Saturday, October 29, 2011

..and then you wish the ground would open up and swallow you

My life is not all glamor and wonder.  I know.  You're shocked. 

Friday morning I took the kids to the store to buy Halloween costumes.  Yup.  I'm that organized.  I totally blew it off until the Friday before trick-or-treating.

After standing in the costume aisle for close to 30 minutes waiting for my indecisive children to choose between Boba Fett and Spiderman, my sweet #5 scraped his shin on the shelf as he reached for a bloody pirate sword.  (What?  I wasn't going to let him get it.  He's only 4.  That's a costume accessory for a much more mature child..like 8.)  He went into full meltdown and wail mode.  He's loud, y'all...really loud...and people could hear him all over the store.  We were starting to attract stares, whispers and unfavorable attention.  I tried to scoop him up into my lap and console him, but he's heavy and I'm very pregnant.  Ignoring my attempts to pick him up and calm him down, he resorted to the little-kid judo move called going-completely-limp.

I sighed heavily , braced my feet, hooked one arm around his chest and under his armpits and the other between his legs to hoist my limp and wailing son into the cart.  I grabbed hold of the waistband of his jeans to get a grip when my son screamed out to me (and the people who were listening from the nearby rows.)

Hey, you!  Let go of my pe.nis!!!!!!

I heard gasps (or thought I did) from my fellow shoppers. My face flamed red and I hurried the kids to the checkout with whatever costume happened to be in their hands at the moment.  I swore once again to never go shopping with all the children at once...and to teach the 4 year old anatomy.  Because I know where his junk is, and it's nowhere near his waistband.

12 comments:

Leila @ Little Catholic Bubble said...

OMGOSH!!!!!! You see, this is why I don't take all my small kids out alone!! Thanks for the reminder!!!

Lena said...

I think I heard his scream where I live, three states away.

If one of your children still needs a costume, he/she could just pin a homecoming mum on and be a walking corsage.

Happy Weekend!

allyouwhohope said...

Oh my goodness!!! I feel for you! And that going limp move is the WORST! Should I not admit I laughed out loud at what he said? I rarely actually "LOL" at stuff I read, but that got me ;)

Sew said...

I even read this to bill...So funny...!!! Omgosh!
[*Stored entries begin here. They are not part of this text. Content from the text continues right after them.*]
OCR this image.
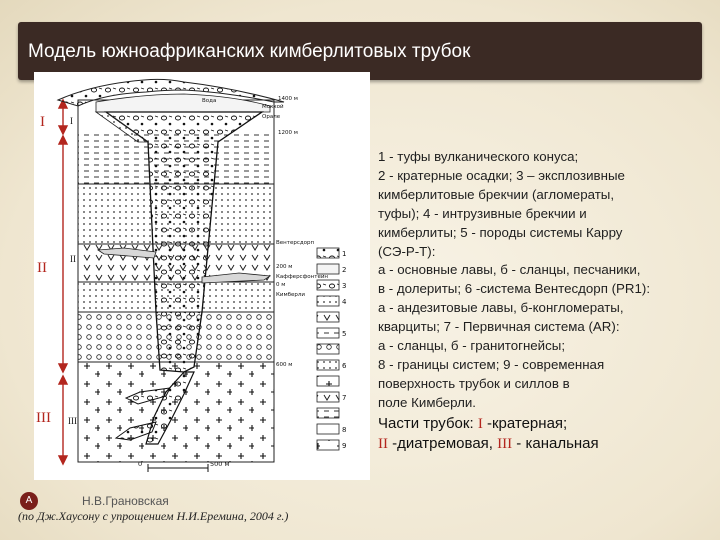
Модель южноафриканских кимберлитовых трубок
1
2
3
4
5
6
7
8
9
Вода
Мокхой
Орале
Вентерсдорп
Кафферсфонтейн
Кимберли
1400 м
1200 м
200 м
0 м
600 м
I
II
III
0	500 м
I
II
III
1 - туфы вулканического конуса;
2 - кратерные осадки; 3 – эксплозивные
кимберлитовые брекчии (агломераты,
туфы); 4 - интрузивные брекчии и
кимберлиты; 5 - породы системы Карру
(СЭ-Р-Т):
а - основные лавы, б - сланцы, песчаники,
в - долериты; 6 -система Вентесдорп (PR1):
а - андезитовые лавы, б-конгломераты,
кварциты; 7 - Первичная система (AR):
а - сланцы, б - гранитогнейсы;
8 - границы систем; 9 - современная
поверхность трубок и силлов в
поле Кимберли.
Части трубок: I -кратерная;
II -диатремовая, III - канальная
А	Н.В.Грановская
(по Дж.Хаусону с упрощением Н.И.Еремина, 2004 г.)
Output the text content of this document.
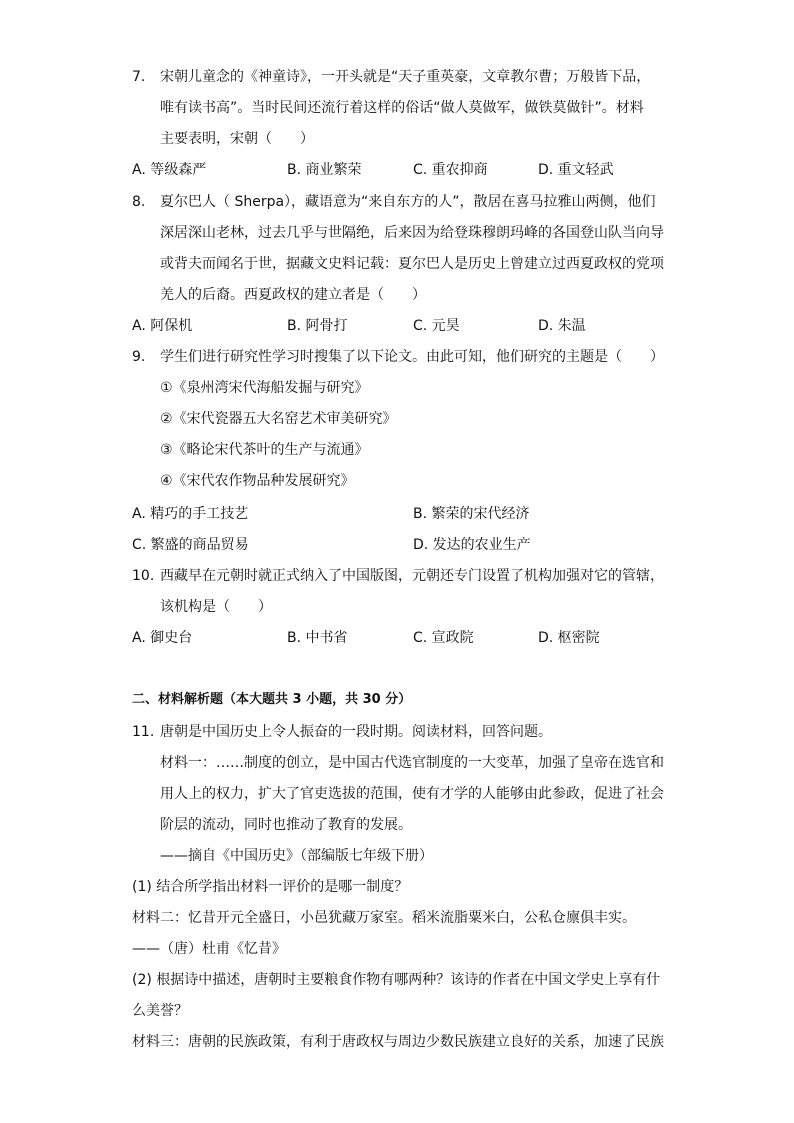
7. 宋朝儿童念的《神童诗》，一开头就是“天子重英豪，文章教尔曹；万般皆下品，
唯有读书高”。当时民间还流行着这样的俗话“做人莫做军，做铁莫做针”。材料
主要表明，宋朝（　　）
A. 等级森严	B. 商业繁荣	C. 重农抑商	D. 重文轻武
8. 夏尔巴人（ Sherpa），藏语意为“来自东方的人”，散居在喜马拉雅山两侧，他们
深居深山老林，过去几乎与世隔绝，后来因为给登珠穆朗玛峰的各国登山队当向导
或背夫而闻名于世，据藏文史料记载：夏尔巴人是历史上曾建立过西夏政权的党项
羌人的后裔。西夏政权的建立者是（　　）
A. 阿保机	B. 阿骨打	C. 元昊	D. 朱温
9. 学生们进行研究性学习时搜集了以下论文。由此可知，他们研究的主题是（　　）
①《泉州湾宋代海船发掘与研究》
②《宋代瓷器五大名窑艺术审美研究》
③《略论宋代茶叶的生产与流通》
④《宋代农作物品种发展研究》
A. 精巧的手工技艺	B. 繁荣的宋代经济
C. 繁盛的商品贸易	D. 发达的农业生产
10. 西藏早在元朝时就正式纳入了中国版图，元朝还专门设置了机构加强对它的管辖，
该机构是（　　）
A. 御史台	B. 中书省	C. 宣政院	D. 枢密院
二、材料解析题（本大题共 3 小题，共 30 分）
11. 唐朝是中国历史上令人振奋的一段时期。阅读材料，回答问题。
材料一：……制度的创立，是中国古代选官制度的一大变革，加强了皇帝在选官和
用人上的权力，扩大了官吏选拔的范围，使有才学的人能够由此参政，促进了社会
阶层的流动，同时也推动了教育的发展。
——摘自《中国历史》（部编版七年级下册）
(1) 结合所学指出材料一评价的是哪一制度？
材料二：忆昔开元全盛日，小邑犹藏万家室。稻米流脂粟米白，公私仓廪俱丰实。
——（唐）杜甫《忆昔》
(2) 根据诗中描述，唐朝时主要粮食作物有哪两种？该诗的作者在中国文学史上享有什
么美誉？
材料三：唐朝的民族政策，有利于唐政权与周边少数民族建立良好的关系，加速了民族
Is he going trick or treating???

Jamie Jo said...

OH, my gosh, this was so funny, mostly because It could totally have been me....only my girls wouldn't have yelled that particular word!

So sorry, and yet so glad you can blog and laugh about it now.

It only takes one reminder trip to any store with all the kiddos to refresh my memory as to why I don't take all of them to any store.

aka the Mom said...

Sew - He is, but I'm going to beat him up and steal his candy.

aka the Mom said...

Lena - It wouldn't be a costume here. It would just confuse people. "What school played football on a Monday night?"

Conservamom said...

lol!!!That is awesome!! not because it happen but because I'm not the only one that has been completely mortified at the store by a 3/4 year old.Ahh gotta love it!

Sew said...

Ahhh, great idea! LOL

Emily G. said...

Sorry. I laughed. Really hard. Then I read it to my husband.

My daughter, 2, recently announced to me in Home Depot-very loudly- "You don't have an udder, Mommy. But you still gots lotsa milk." I hurried to shush her and quietly agree, but she still felt the need to announce it again. The couple standing next to me was tittering.

Michele said...

I just laughed so hard soda came out of my nose.

Packrat said...

My husband and I laughed out loud, too. (Too good not share!)

I have to say that when one of my children went limp during a temper tantrum is when I truly had to control myself. To this day (children grown and gone from home)just the thought of that makes me furious.

Sort of random and just a thought about the change in the last fifty years: In both my husband's family and mine, if one of us kids had done that to our mothers (approximately your grandmother's age now), no one in the whole family would have gotten to go trick or treating much less have gotten a costume. And, another random thought, I can only remember one store bought costume the whole time I was growing up. My husband never had one.